# What is the meaning of Beta of an individual asset in relation to a portfolio, not the market?

Assume I've got a portfolio "A" with an expected return of 14% and a volatility of 20% and my broker suggests to add a new share "H" to my portfolio which has an expected return of 20%, a volatility of 60% and a correlation of zero to my portfolio. Risk-free return is 3,8%.

I'm following my broker's advice since according to CAPM, we have a Beta of zero ($$\beta_H = \frac{\sigma_H\sigma_A\rho_{H,A}}{\sigma_A^2}=0$$) and are thus expecting a return of at least 3,8% ($$E(r_H)=r_f+\beta_H(E(r_A) - r_f)=3,8\%$$ and $$20\% \gt 3,8\%=E(r_H)$$).

Now, I've invested 40% of my portfolio into the new stock H. I've been told this is too much since

$$\beta_H^A=\frac{\sigma_H\rho_{H,A}}{\sigma_A}=\frac{Cov(R_H,w_HR_H+w_AR_A)}{\sigma_A^2}=\frac{w_H\sigma_H^2+0}{\sigma_A^2}=2$$

and thus stock A adds a lot of systematic risk to my portfolio.

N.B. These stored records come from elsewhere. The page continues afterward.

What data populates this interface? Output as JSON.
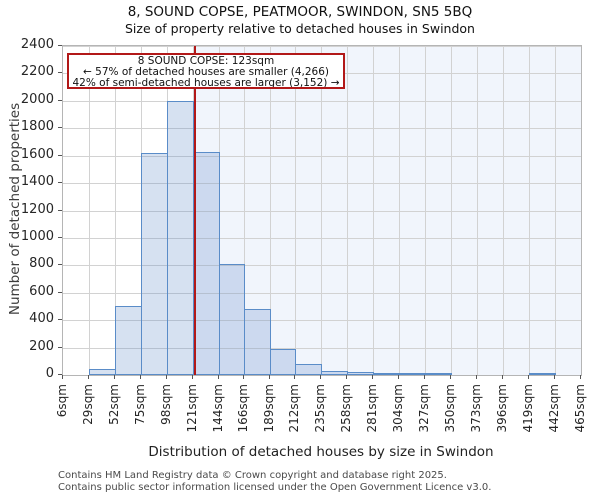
{
  "chart_data": {
    "type": "bar",
    "title": "8, SOUND COPSE, PEATMOOR, SWINDON, SN5 5BQ",
    "subtitle": "Size of property relative to detached houses in Swindon",
    "xlabel": "Distribution of detached houses by size in Swindon",
    "ylabel": "Number of detached properties",
    "ylim": [
      0,
      2400
    ],
    "y_ticks": [
      0,
      200,
      400,
      600,
      800,
      1000,
      1200,
      1400,
      1600,
      1800,
      2000,
      2200,
      2400
    ],
    "bin_edges_sqm": [
      6,
      29,
      52,
      75,
      98,
      121,
      144,
      166,
      189,
      212,
      235,
      258,
      281,
      304,
      327,
      350,
      373,
      396,
      419,
      442,
      465
    ],
    "x_tick_labels": [
      "6sqm",
      "29sqm",
      "52sqm",
      "75sqm",
      "98sqm",
      "121sqm",
      "144sqm",
      "166sqm",
      "189sqm",
      "212sqm",
      "235sqm",
      "258sqm",
      "281sqm",
      "304sqm",
      "327sqm",
      "350sqm",
      "373sqm",
      "396sqm",
      "419sqm",
      "442sqm",
      "465sqm"
    ],
    "values": [
      0,
      45,
      505,
      1620,
      2000,
      1630,
      810,
      480,
      190,
      80,
      30,
      20,
      10,
      5,
      5,
      0,
      0,
      0,
      5,
      0
    ],
    "grid": true,
    "legend_position": "none",
    "marker": {
      "value_sqm": 123,
      "color": "#b21818"
    },
    "colors": {
      "bar_fill": "rgba(105,143,205,0.27)",
      "bar_edge": "#5a8cc8",
      "shade_right_of_marker": "#f1f5fc",
      "gridline": "#d2d2d2",
      "spine": "#b5b5b5"
    }
  },
  "annotation": {
    "line1": "8 SOUND COPSE: 123sqm",
    "line2": "← 57% of detached houses are smaller (4,266)",
    "line3": "42% of semi-detached houses are larger (3,152) →",
    "border_color": "#b21818"
  },
  "footer": {
    "line1": "Contains HM Land Registry data © Crown copyright and database right 2025.",
    "line2": "Contains public sector information licensed under the Open Government Licence v3.0."
  }
}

I don't understand this explanation, what is the meaning of $$\beta_H^A$$ here? I only know how to interpret Beta in relation to a market portfolio but in this case, Beta is calculated as the change of systematic risk of stock A in relation to the new portfolio that includes stock A.

It seems like Beta is used as a measure of how much systematic risk is added to my portfolio by the new stock. I only know beta as a measure of sensitivity to the market. I don't understand the calculation and this interpretation.

• It is not proper to compute Beta with respect to a given portfolio A and then apply the CAPM. That is not how the CAPM Beta is defined. (It is defined vis a vis the MArket Portfolio). And this is assuming CAPM is valid, which many doubt (see answer below) Commented Jan 7 at 12:47
• Generally the attractiveness of adding a security to a well diversified portfolio is measured by the Alpha (not the Beta). Commented Jan 7 at 12:55

Not directly answering your question, but is this theoretical or did you actually do this? If so, I hope you do know that beta is not stable over time, only measures a linear relationship and that the CAPM is generally highly questionable?

The problems [of CAPM] are serious enough to invalidate most applications of the CAPM. The CAPM, like Markowitz’s (1952, 1959) portfolio model on which it is built, is nevertheless a theoretical tour de force. We continue to teach the CAPM as an introduction to the fundamental concepts of portfolio theory and asset pricing, to be built on by more complicated models like Merton’s (1973) ICAPM. But we also warn students that despite its seductive simplicity, the CAPM’s empirical problems probably invalidate its use in applications.

Wikipedia offers a good collection of problems of the CAPM model.

It is the second highest entry in the list of the most dangerous concepts in quantitative finance work on Quantitative Finance SE.

Irrespective, adding 40% of your portfolio into a single stock is never a good idea unless you are absolutely sure that this stock will be the best you can find and don't believe in diversification.

Ultimately, I think this answer is probably best asked on money stack exchange.